O Tribunal Constitucional declarou hoje constitucional o Orçamento dos Açores para 2014, cuja fiscalização preventiva tinha sido solicitada pelo representante da República para a região devido à alteração da remuneração complementar de que beneficiam os funcionários públicos.

A decisão foi anunciada na sede do Tribunal Constitucional, o Palácio Ratton, em Lisboa.
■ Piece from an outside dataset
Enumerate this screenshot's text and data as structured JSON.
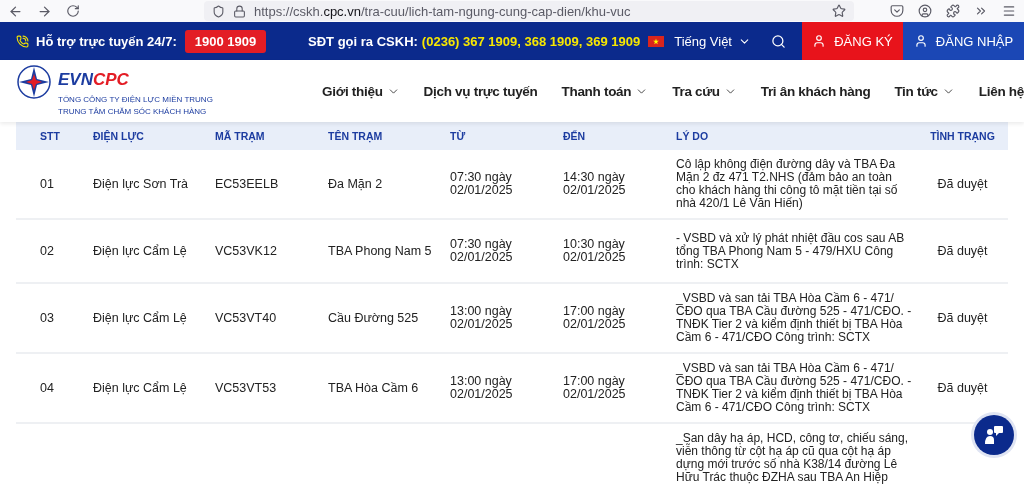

«O Tribunal Constitucional apreciou um pedido de fiscalização abstrata preventiva formulado pelo representante da República para a Região Autónoma dos Açores, tendo decidido não se pronunciar pela inconstitucionalidade das normas resultantes da conjugação dos números 1 e 2 do artigo 43 do decreto número 24/2013 da Assembleia Legislativa da Região Autónoma dos Açores - que aprova o Orçamento da Região Autónoma para o ano de 2014», anunciou a juíza relatora do acórdão e titular do processo, conselheira Catarina Sarmento e Castro.

Votaram pela constitucionalidade os juízes conselheiros Catarina Sarmento e Castro, Maria José Rangel de Mesquita, João Cura Mariano, Fernando Vaz Ventura, Lino Rodrigues Ribeiro, Ana Guerra Martins, Pedro Machete, Maria João Antunes, José Cunha Barbosa e o presidente, Joaquim de Sousa Ribeiro.

Pedro Machete apresentou uma declaração de voto.

Votaram vencidos a conselheira vice-presidente Maria Lúcia Amaral e os conselheiros Carlos Fernandes Cadilha e Maria de Fátima Mata-Mouros.

O presidente do Tribunal Constitucional explicou que o alargamento da remuneração complementar dos funcionários públicos açorianos não põe em causa a reserva de competência da Assembleia da República, nem os princípios da unidade do Estado e solidariedade.

«Quanto ao ponto que estava aqui mais concretamente em causa entendeu-se que não punha em causa a reserva de competência legislativa da Assembleia da República», afirmou, argumentando que «as reduções remuneratórias vigoram, tal como no restante território nacional, na região autónoma dos Açores».